When asked about her writing style, Klise said she believes in writing a fast and messy first draft. She wrote In the Bag, all 360 pages, in 30 days. Klise believes that you should not stop to polish the first draft—just get it down on paper.  After that, you can go back and make your revisions. If she is visualizing writing, she does not see it as lineal events where a reader moves from one point to another, but rather, like a circle—an old-fashioned clock if you will—where you start out at 12 o’clock and at 1 o’clock you have a major problem – the protagonist must go on a journey or quest to resolve it.  At 9 o’clock the problems start to be resolved, but then other problems or misunderstandings occur which cause additional tensions that must be resolved.  By 11:30, problems get corrected and misunderstandings get smoothed over.  When the clock reaches twelve, the book has come full circle and ends on a satisfactory note. She believes that this formula is true of all books, and also, of all movies.

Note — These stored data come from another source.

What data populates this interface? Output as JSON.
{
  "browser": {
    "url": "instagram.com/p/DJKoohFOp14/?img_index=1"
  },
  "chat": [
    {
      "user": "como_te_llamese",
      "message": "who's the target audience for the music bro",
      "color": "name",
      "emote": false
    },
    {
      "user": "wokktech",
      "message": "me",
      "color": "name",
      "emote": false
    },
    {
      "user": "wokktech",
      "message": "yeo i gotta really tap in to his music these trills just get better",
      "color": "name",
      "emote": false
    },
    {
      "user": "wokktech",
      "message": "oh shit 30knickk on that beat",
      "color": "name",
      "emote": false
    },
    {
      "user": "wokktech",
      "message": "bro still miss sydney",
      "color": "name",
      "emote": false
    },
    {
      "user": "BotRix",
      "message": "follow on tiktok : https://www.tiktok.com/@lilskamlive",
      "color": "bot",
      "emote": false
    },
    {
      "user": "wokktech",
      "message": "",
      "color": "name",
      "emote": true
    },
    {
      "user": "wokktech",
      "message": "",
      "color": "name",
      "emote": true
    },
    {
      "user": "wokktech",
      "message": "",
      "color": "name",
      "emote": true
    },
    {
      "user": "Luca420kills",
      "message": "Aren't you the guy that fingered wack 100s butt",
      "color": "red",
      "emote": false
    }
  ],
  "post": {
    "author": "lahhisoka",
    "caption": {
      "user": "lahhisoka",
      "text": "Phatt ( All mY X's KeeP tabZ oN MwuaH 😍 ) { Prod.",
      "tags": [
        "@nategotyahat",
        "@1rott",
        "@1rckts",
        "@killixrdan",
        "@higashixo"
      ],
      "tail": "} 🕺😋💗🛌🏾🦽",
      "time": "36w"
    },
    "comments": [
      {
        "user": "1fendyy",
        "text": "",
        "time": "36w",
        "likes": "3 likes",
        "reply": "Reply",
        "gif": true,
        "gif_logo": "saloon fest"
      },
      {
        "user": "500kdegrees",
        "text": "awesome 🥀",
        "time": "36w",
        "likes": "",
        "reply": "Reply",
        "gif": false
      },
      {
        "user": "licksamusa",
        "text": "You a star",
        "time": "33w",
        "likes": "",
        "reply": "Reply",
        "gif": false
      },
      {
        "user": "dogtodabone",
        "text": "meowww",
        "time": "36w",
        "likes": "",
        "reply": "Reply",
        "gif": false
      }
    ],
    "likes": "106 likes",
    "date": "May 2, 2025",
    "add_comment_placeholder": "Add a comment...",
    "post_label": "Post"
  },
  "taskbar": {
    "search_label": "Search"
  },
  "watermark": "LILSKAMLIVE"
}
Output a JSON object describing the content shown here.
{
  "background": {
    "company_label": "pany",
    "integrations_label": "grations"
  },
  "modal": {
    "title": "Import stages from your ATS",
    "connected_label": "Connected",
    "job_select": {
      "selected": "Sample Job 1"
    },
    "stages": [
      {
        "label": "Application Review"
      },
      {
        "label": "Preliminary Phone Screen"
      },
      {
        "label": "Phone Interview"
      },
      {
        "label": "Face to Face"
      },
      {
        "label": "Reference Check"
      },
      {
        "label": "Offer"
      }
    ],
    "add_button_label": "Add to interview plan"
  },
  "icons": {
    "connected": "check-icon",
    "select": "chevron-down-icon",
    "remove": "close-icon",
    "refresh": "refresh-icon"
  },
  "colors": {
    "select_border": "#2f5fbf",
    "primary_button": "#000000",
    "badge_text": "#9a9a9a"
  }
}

If there is going to be a slump in the writing, it usually happens at around 4 o’clock.  It’s about then that writers are sick of writing and sick of the story. They want to jump to 9 o’clock and just write the ending.  Many authors just stop there, without pushing through to the end.  When Klise hears someone say they have 5 novels started and none of them finished, she believes that they failed to push past the four o’clock slump and complete their works. That’s why she holds steadfast to the “fast and furious first draft” rule. Write and don’t stop until the story get to midnight.

In the Bag is an interesting book which looks into the lives of four main characters – Andrew, Webb, Daisy, and CoCo.   All it takes is some red wine, a ruined dress, and an accidental exchange of luggage to bring them all together for the fun to begin.  In the Bag is just the ticket for light summer reading!